In some cases, countries with weak economies make this linkage as a safety measure. Linking the value of their national currency to a ‘hard currency’, such as the euro, brings more certainty and stability to their national economies. In other cases, the linkages can be made to promote trade stability by avoiding strong exchange-rate fluctuations. While for some, this linkage is made through a ‘basket’ of currencies that includes the euro – in such cases the link is less direct.
Currencies linked to the euro by bilateral agreements are:
- The CFP franc used in French overseas territories in the Pacific region (French Polynesia, New Caledonia and Wallis and Futuna Islands). The CFP franc was previously linked to the French franc via a fixed parity and is now pegged to the euro. The euro area has no obligation to support the exchange rate with the CFP franc.
- The two CFA francs used by several countries in two monetary unions in West Africa and Central Africa. These countries have historical relations with France, and the CFA francs were previously pegged to the French franc. They are now pegged to the euro through bilateral agreements with France. The euro area has no obligation to support the exchange rate with the CFA francs.
- The Comorian franc (Comoros Islands) and the Cape Verde escudo (Cape Verde) were previously linked to the French franc and Portuguese escudo, respectively. They are now linked to the euro through bilateral agreements. The euro area has no obligation to support these currency pegs.
Examples of currencies linked unilaterally to the euro
- Several countries link their national currency directly to the euro. This is achieved through supporting an exchange rate against the euro that is only allowed to fluctuate within defined limits. The third countries’ monetary authorities support this exchange-rate peg on their own by intervening in currency markets. The euro area has no agreements or obligations to support these currencies. Such unilateral links with the euro exist, for example, in Croatia, the former Yugoslav Republic of Macedonia, Serbia and Tunisia.
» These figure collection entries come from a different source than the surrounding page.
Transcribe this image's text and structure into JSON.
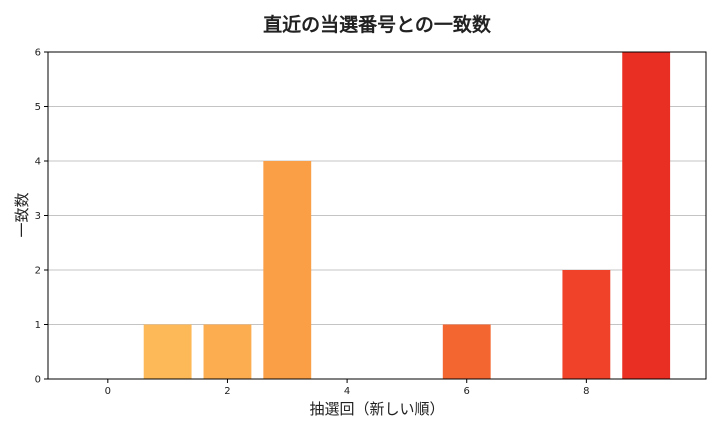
{
  "chart_data": {
    "type": "bar",
    "title": "直近の当選番号との一致数",
    "xlabel": "抽選回（新しい順）",
    "ylabel": "一致数",
    "x": [
      0,
      1,
      2,
      3,
      4,
      5,
      6,
      7,
      8,
      9
    ],
    "values": [
      0,
      1,
      1,
      4,
      0,
      0,
      1,
      0,
      2,
      6
    ],
    "bar_colors": [
      "#ffc55f",
      "#fdb957",
      "#fcad4f",
      "#fb9f47",
      "#fa8c3e",
      "#f87536",
      "#f4662f",
      "#f1552b",
      "#ef4228",
      "#e92e23"
    ],
    "xlim": [
      -1,
      10
    ],
    "ylim": [
      0,
      6
    ],
    "xticks": [
      0,
      2,
      4,
      6,
      8
    ],
    "yticks": [
      0,
      1,
      2,
      3,
      4,
      5,
      6
    ],
    "grid": "y-axis"
  }
}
- A number of EU countries which are not yet part of the euro area – Czech Republic, Romania – also manage their currencies in this way. And Hungary even shadows the Exchange Rate Mechanism (ERM II) by pegging the forint and applying a ±15% fluctuation band.
- Bulgaria and Bosnia and Herzegovina maintain euro-based currency boards in charge of supporting the fixed foreign exchange rate, to which the normal objectives of central banks are subordinated.
- Other countries link their currencies to the euro through a ‘currency basket’. In this case, the exchange rate of the national currency is linked to a fictitious exchange rate from a ‘basket’ of other currencies, such as the euro, the US dollar, and the Japanese yen. Countries that use such ‘currency baskets’ are Botswana, Jordan, Libya, Morocco, Russia, Seychelles, and Vanuatu.